My code has gotten too complex to post, but a search of the archives
here found a great example by a fellow flexcoder. I have posted it
below.
Note, there has been a recent discussion about making the singleton more
bullet proof by preventing use of "new" , but I couldn't get it to work
and moved on for the time being. Search for "SingletonEnforcer"; if you
want.
Tracy
The principle of a model locator is simple. Create one object, create a
public API for the one instance and store your data in the one instance
while using data binding to dynamically update your public API as it
changes.
Note:
if you have a TextArea;
<mx:TextArea text="{MyLocator.getInstance().welcomText}" />
and somwhere else in your app you set the locators public property;
MyLocator.getInstance ().welcomText = "Hello World";
Then you text is instantly updated. The same applies to the text EXCEPT,
you need this in a change event from my testing if you are tracking
someone typing text and don't explictly set the 'text' property of the
TextArea.
Here is the quasi class
Class
--------------------------------------------
package my.package
{
[Bindable]
public class MyLocator
{
private static var instance:MyLocator = null;
/**
* Returns the single instance.
*/
public static function getInstance():MyLocator
{
if (!instance)
instance = new MyLocator();
return MyLocator;
}
public function MyLocator()
{
super();
// you could throw an error here if instance is already crated
// you could initialize things here
}
/**
* This is automatically bindable since the bindable tag is a
* above the class keyword.
*/
public var welcomeText:String = "HelloWorld";
}
}
Peace, Mike
________________________________
From: [email protected] [mailto:[EMAIL PROTECTED] On
Behalf Of Alan Gruskoff
Sent: Thursday, April 17, 2008 1:57 PM
To: [email protected]
Subject: [flexcoders] Re: Calling http services in separate file
I have been looking at best ways to use the data model and interested
in this technique.
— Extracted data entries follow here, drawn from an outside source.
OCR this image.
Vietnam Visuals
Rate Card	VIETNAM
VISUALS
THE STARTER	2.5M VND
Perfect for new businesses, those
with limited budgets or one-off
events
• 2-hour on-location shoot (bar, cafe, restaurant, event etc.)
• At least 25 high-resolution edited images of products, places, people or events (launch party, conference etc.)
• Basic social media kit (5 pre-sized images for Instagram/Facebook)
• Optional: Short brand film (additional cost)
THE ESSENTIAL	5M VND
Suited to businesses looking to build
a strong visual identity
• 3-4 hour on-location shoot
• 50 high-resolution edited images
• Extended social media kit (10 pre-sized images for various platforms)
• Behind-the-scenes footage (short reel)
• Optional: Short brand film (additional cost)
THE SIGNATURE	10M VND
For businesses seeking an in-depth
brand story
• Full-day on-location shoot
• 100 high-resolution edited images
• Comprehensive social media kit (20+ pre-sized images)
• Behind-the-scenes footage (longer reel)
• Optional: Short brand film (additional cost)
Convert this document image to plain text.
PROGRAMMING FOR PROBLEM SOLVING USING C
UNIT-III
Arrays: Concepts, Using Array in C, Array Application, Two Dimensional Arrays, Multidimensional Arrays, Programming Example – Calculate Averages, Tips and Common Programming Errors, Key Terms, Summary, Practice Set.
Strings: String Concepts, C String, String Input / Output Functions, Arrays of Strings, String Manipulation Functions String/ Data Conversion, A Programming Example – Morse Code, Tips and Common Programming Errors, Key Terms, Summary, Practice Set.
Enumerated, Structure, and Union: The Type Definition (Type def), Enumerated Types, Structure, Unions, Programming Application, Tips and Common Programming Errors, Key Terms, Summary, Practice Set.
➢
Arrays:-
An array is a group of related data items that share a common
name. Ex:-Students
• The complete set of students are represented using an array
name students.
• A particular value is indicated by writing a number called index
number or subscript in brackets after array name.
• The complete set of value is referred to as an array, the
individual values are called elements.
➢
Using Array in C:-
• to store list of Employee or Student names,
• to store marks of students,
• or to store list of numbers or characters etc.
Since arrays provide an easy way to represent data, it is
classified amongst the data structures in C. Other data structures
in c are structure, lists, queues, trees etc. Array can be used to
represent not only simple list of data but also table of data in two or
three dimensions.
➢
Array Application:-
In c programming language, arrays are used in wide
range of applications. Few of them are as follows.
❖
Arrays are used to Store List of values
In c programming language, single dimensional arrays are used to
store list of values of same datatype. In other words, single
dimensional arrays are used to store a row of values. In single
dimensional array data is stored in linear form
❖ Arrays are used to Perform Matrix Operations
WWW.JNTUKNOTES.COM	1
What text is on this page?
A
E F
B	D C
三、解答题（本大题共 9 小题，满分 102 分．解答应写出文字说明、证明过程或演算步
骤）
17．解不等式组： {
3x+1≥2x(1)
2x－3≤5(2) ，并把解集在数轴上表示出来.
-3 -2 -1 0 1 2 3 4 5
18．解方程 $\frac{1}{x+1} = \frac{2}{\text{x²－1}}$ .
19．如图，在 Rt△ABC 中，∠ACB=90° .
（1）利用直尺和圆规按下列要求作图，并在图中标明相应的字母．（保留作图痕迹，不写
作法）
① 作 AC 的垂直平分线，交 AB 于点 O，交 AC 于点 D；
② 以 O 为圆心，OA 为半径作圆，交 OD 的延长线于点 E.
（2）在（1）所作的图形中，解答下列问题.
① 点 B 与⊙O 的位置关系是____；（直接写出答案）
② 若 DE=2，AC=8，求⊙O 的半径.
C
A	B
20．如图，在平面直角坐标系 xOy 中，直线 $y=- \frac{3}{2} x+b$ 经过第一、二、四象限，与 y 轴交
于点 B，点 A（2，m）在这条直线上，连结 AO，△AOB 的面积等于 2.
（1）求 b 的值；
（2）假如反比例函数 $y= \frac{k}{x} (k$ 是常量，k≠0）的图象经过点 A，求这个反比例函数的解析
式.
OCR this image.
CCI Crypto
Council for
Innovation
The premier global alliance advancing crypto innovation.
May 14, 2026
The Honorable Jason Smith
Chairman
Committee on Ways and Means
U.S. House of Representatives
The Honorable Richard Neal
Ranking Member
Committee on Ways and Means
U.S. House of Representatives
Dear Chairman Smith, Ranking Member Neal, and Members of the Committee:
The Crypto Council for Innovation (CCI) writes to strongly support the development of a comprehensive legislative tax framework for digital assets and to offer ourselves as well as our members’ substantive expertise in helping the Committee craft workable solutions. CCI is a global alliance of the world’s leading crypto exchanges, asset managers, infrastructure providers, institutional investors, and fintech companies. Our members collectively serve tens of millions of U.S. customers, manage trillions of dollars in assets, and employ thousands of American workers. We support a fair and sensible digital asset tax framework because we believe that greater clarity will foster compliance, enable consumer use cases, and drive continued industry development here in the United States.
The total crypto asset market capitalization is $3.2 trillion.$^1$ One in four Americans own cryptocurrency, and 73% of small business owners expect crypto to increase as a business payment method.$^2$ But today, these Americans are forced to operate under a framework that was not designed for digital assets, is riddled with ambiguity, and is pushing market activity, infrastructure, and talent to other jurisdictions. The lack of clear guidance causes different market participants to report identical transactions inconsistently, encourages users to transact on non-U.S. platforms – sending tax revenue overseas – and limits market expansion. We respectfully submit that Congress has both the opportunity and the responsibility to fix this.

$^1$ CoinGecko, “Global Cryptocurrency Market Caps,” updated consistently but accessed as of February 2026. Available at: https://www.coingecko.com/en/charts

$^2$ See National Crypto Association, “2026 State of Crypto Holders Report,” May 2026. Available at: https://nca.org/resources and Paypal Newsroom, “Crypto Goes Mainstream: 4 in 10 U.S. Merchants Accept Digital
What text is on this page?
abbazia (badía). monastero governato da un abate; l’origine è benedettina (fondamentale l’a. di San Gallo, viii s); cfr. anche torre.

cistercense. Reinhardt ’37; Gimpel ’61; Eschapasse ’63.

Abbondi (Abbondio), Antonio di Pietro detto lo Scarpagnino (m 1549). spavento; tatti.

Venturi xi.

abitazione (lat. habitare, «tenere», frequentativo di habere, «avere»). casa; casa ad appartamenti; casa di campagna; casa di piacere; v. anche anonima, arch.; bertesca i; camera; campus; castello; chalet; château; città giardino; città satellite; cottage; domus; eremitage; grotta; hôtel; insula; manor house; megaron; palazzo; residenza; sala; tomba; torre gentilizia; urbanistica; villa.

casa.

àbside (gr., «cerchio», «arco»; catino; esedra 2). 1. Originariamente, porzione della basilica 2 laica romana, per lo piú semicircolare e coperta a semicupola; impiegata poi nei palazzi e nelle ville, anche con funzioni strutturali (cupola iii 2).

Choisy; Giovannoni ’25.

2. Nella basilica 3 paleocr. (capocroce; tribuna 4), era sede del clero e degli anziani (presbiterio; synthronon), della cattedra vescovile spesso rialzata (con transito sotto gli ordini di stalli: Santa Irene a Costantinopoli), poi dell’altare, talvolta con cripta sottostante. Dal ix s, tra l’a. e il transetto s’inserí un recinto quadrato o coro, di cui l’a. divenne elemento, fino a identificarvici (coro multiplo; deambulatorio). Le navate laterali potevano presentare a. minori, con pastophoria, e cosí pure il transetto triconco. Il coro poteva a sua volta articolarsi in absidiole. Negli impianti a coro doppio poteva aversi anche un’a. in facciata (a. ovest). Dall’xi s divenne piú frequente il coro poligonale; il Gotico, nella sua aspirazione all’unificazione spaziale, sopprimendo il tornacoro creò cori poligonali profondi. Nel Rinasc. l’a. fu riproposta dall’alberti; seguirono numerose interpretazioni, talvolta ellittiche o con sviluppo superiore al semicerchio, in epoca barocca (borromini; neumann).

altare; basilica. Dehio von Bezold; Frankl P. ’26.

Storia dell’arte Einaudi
Could you post some of the relevant code that does
these things? Thanks
- Alan Gruskoff
--- In [email protected] <mailto:flexcoders%40yahoogroups.com>
, "Tracy Spratt" <[EMAIL PROTECTED]> wrote:
>
> Implement this as data model, using a bindable singleton. Keep the
> result data in that object.
>
> Implement public properties and methods to control the functionality.
> Bind the UI to the model's properties.
>
> I just used this technique for the first time myself, and it rocks.